Après Sartre, c’est Herman Melville dont Roullet transposera le Benito Cereno en 1971, révolte d’esclaves à bord d’un trois-mâts négrier, autre huis clos épuré à l’extrême, porteur d’une singularité absolue. « Trois personnages y sortent de l’ombre, remarquait Roullet, trois personnages qui vont prendre une nouvelle identité et en payer le prix d’une façon ou d’une autre : l’Américain Delano (George Salmark) perd sa bonne conscience, l’esclave noir Atimbo (Temour Diop) pour avoir trop joué consomme sa perte, et l’Espagnol Cereno (Ruy Guerra) ne trouve à ses atermoiements d’autre issue qu’une forme de suicide ». Et de conclure : « La vérité brûle les êtres ». Jean-Louis Bory dans Le Nouvel Observateur : « Roullet suspend toute interprétation trop nette, comme il arrête le jeu de ses comédiens en-deça du moment où il dirait trop. Il n’y a de place que pour l’essentiel. »

Le Voyage étranger, vingt ans plus tard, en 1991, réinvente l’itinéraire d’un jeune révolté de l’an mil. Alexis (Mathias Mégard) quittant tout pour courir le monde, en quête de beauté, de justice, de charité et de victoire sur la mort. Tour à tour novice à l’abri dans un monastère, esclave en Orient, otage, ermite, et finalement tenu pour faiseur de miracles et pour Saint… Ce dont il n’a cure. « Ce film de questionnement et de révolte, écrivait Michel Guilloux dans l’Humanité, porte comme le poids de toute une vie et son contenu dépasse de loin la légende dont il s’inspire. » Exigence impérieuse de chaque plan, lumière ocre ou bleutée.

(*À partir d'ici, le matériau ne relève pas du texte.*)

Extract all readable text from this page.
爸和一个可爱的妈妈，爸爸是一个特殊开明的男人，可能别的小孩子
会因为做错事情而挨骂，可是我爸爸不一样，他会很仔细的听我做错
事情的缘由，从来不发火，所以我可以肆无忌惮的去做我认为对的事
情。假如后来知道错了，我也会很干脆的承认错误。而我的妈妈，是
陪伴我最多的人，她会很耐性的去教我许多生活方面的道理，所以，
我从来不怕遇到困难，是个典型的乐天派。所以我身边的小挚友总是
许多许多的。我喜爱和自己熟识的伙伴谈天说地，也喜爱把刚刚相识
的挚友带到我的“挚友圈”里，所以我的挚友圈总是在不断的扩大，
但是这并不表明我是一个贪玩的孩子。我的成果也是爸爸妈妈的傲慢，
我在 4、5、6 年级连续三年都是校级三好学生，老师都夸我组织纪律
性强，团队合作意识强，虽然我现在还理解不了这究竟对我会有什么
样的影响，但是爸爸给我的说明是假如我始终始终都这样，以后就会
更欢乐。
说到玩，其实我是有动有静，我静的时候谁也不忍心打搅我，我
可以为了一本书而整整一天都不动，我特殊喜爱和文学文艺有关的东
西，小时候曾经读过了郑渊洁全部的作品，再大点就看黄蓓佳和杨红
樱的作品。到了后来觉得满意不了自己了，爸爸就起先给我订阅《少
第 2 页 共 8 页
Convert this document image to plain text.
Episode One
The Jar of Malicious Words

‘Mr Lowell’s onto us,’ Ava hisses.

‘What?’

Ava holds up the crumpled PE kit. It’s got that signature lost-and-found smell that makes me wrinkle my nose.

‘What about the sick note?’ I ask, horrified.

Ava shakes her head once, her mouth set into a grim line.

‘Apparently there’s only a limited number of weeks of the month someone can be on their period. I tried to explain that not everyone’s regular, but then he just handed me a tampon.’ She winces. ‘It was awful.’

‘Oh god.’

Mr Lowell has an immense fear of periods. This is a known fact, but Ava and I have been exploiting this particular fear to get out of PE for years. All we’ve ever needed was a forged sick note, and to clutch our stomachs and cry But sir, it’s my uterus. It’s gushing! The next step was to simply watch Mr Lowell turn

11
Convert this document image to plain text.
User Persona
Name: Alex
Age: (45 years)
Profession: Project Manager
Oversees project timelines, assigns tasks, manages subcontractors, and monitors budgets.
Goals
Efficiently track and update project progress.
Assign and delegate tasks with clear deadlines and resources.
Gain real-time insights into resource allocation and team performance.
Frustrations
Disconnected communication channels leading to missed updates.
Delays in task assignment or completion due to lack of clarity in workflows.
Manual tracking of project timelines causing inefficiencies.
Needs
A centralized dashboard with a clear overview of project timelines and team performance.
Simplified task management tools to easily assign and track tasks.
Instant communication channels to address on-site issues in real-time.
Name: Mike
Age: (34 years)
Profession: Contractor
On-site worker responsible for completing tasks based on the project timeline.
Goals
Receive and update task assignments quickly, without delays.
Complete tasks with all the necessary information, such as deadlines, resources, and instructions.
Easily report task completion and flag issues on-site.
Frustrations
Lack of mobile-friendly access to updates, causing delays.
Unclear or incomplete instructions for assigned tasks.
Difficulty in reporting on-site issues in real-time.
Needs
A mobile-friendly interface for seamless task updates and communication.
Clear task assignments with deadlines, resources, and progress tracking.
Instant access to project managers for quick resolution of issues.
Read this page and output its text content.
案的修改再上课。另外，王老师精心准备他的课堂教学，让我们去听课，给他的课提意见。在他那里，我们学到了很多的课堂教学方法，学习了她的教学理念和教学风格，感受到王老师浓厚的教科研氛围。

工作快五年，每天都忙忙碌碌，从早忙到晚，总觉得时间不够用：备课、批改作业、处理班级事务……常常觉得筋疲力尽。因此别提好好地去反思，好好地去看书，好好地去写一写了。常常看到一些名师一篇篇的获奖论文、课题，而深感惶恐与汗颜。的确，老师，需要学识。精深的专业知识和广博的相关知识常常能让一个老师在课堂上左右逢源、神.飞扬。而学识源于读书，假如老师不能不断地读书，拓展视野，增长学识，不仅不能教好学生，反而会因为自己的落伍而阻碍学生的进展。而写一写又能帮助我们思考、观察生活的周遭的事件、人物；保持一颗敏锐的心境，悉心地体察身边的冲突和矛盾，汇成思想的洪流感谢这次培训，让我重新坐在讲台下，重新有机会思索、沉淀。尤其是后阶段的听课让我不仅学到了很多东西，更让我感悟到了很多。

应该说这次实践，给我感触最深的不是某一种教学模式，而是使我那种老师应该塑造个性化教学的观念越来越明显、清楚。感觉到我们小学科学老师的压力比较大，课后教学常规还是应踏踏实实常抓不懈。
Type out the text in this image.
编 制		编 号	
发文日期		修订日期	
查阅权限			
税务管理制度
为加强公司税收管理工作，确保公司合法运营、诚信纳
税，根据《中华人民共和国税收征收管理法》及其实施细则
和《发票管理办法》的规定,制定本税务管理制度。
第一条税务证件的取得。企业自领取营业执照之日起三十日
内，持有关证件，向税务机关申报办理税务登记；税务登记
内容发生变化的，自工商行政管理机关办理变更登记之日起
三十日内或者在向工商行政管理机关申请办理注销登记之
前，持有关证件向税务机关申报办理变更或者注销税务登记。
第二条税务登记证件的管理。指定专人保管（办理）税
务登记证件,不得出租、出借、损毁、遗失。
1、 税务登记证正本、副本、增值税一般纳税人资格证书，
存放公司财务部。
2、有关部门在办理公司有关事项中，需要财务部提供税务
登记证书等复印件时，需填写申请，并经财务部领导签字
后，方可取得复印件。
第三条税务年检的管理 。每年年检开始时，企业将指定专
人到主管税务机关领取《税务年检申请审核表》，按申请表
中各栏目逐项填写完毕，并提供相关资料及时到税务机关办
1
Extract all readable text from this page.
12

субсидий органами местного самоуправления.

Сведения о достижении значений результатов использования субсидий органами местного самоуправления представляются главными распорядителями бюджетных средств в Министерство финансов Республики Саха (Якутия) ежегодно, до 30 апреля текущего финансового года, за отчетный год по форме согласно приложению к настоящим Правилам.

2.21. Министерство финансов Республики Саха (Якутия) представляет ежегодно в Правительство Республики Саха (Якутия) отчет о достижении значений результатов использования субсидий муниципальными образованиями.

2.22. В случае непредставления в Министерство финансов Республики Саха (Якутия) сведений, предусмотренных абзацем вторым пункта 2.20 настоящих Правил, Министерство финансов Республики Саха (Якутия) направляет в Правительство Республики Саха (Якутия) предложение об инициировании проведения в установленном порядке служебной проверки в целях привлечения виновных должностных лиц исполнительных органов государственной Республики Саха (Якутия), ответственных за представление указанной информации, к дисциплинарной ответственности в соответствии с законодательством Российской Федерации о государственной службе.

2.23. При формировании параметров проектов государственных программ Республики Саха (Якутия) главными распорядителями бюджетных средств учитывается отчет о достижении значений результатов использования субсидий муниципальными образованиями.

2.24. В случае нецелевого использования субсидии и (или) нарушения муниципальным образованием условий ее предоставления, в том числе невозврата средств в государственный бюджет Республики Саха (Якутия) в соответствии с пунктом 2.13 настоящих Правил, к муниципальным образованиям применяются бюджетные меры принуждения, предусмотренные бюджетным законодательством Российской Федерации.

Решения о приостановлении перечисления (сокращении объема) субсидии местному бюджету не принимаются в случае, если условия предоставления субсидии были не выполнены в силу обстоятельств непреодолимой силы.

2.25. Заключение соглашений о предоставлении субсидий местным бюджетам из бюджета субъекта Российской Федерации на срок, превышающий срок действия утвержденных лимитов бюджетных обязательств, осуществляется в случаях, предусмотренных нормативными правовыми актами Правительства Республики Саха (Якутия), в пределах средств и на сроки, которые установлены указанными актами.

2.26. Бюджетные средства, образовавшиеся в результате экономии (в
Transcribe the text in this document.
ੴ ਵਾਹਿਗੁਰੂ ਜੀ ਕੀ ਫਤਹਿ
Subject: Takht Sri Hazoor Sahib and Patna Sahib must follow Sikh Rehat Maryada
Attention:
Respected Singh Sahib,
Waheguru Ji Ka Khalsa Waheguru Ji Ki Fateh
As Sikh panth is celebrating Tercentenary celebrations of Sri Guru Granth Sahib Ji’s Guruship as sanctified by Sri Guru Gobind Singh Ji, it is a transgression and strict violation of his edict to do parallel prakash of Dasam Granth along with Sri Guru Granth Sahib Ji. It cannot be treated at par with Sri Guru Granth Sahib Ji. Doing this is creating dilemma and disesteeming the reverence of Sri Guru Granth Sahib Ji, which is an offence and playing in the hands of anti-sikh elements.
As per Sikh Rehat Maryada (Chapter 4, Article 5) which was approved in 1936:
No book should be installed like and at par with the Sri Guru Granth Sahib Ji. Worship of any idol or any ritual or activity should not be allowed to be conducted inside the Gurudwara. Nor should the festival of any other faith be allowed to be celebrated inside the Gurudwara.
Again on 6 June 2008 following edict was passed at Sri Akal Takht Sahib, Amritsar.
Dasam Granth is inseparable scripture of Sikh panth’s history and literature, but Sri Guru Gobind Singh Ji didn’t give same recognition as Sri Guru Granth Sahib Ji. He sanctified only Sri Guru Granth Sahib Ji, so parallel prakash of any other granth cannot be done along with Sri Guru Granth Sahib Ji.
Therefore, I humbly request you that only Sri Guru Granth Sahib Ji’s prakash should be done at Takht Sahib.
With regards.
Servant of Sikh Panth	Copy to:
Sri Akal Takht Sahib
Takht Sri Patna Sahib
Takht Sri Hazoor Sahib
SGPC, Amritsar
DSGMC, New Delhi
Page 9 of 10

Aujourd’hui, Roullet envisage ses longs métrages comme les trois volets d’un tryptique « sur les chemins de la liberté« . Il a raison. Exigence et aventure intérieure. Il commence à mettre en chantier un nouveau film : Claudia perdue et vient de faire paraître un nouveau livre de souvenirs : Portraits-images (Le Croît Vif éditeur, juin 2001). Ce qu’un homme fait de sa vie, ce que sa vie fait de lui.